Der Bischof von Odessa, Stanislaw Szyrokoradiuk, gab beim Jubiläum der "Tagespost" ein Zeugnis über sein Leben als Bischof im Krieg.
Bischof Stanislaw Szyrokoradiuk im Gespräch mit Tagespost- Korrespondent Stephan Baier
Foto: Jonas Hahn | Bischof Stanislaw Szyrokoradiuk im Gespräch mit Tagespost- Korrespondent Stephan Baier.

Im Rahmen des Festaktes der Tagespost am 9. September in Würzburg gab der römisch-katholische Bischöfe von Odessa ein Zeugnis von seinem Leben als Bischöfe in diesem mörderischen Krieg. Die Tagespost dokumentiert dieses Zeugnis hier im Wortlaut.

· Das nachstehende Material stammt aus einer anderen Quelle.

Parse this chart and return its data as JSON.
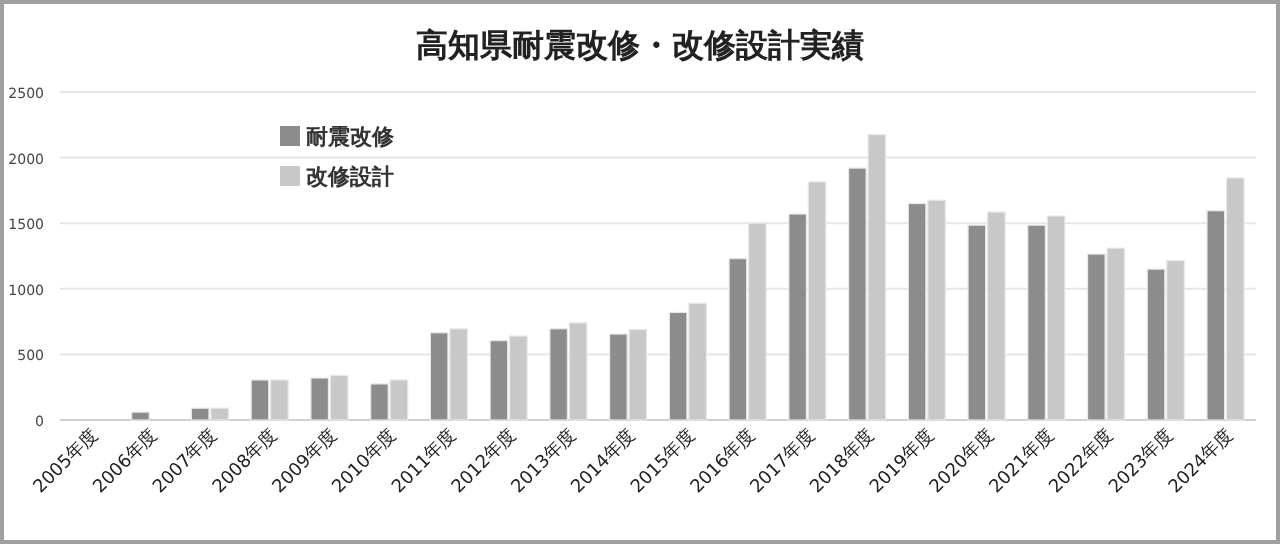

Sehr geehrte Damen und Herren, liebe Brüder und Schwestern,

es ist mir als Bischöfe der römisch-katholischen Kirche sehr wichtig, an eine der wichtigsten Aufgaben der Kirche zu erinnern, nämlich die Wahrheit zu verkünden.
Ich möchte also mit der Wahrheit über die Hauptursachen dieses Krieges beginnen. Ich war ein direkter Zeuge und habe gesehen, wie alles begann, denn ich war 2014 auf dem Maidan und auch die Frage ist, wo und warum der Maidan passiert ist. Von den ersten Tagen der Unabhängigkeit der Ukraine an wollte das ukrainische Volk die europäische Integration, und alle Präsidenten versprachen, dass wir diesen Weg gehen würden.

Auch Präsident Janukowitsch versprach, dass die Ukraine zu Europa gehören würde, aber wenn die Zeit gekommen war, das Integrationsabkommen zu unterzeichnen, er plötzlich sagte nein.

Vor den Augen der ganzen Welt wandte er sich in eine völlig andere Richtung, und jeder verstand, dass dies ein besonderer oder persönlicher Befehl von Putin war.
Jeder hat verstanden, wessen Protegé Präsident Janukowitsch war, und wusste, dass das ukrainische Volk einfach nur ausgelacht und offenkundig belogen oder zum Gespött gemacht worden war.

1. Die erste Reaktion auf diese Lüge war ein Protest der jungen Leute, die auf die Straße gingen.
2. Die Behörden schickten die Polizei, die die Jugendlichen brutal zusammenschlug und den Protest auflöste. Es war sehr wild und grausam.
3. Die Menschen haben sofort und sehr aktiv reagiert, und es war eine gesunde Reaktion.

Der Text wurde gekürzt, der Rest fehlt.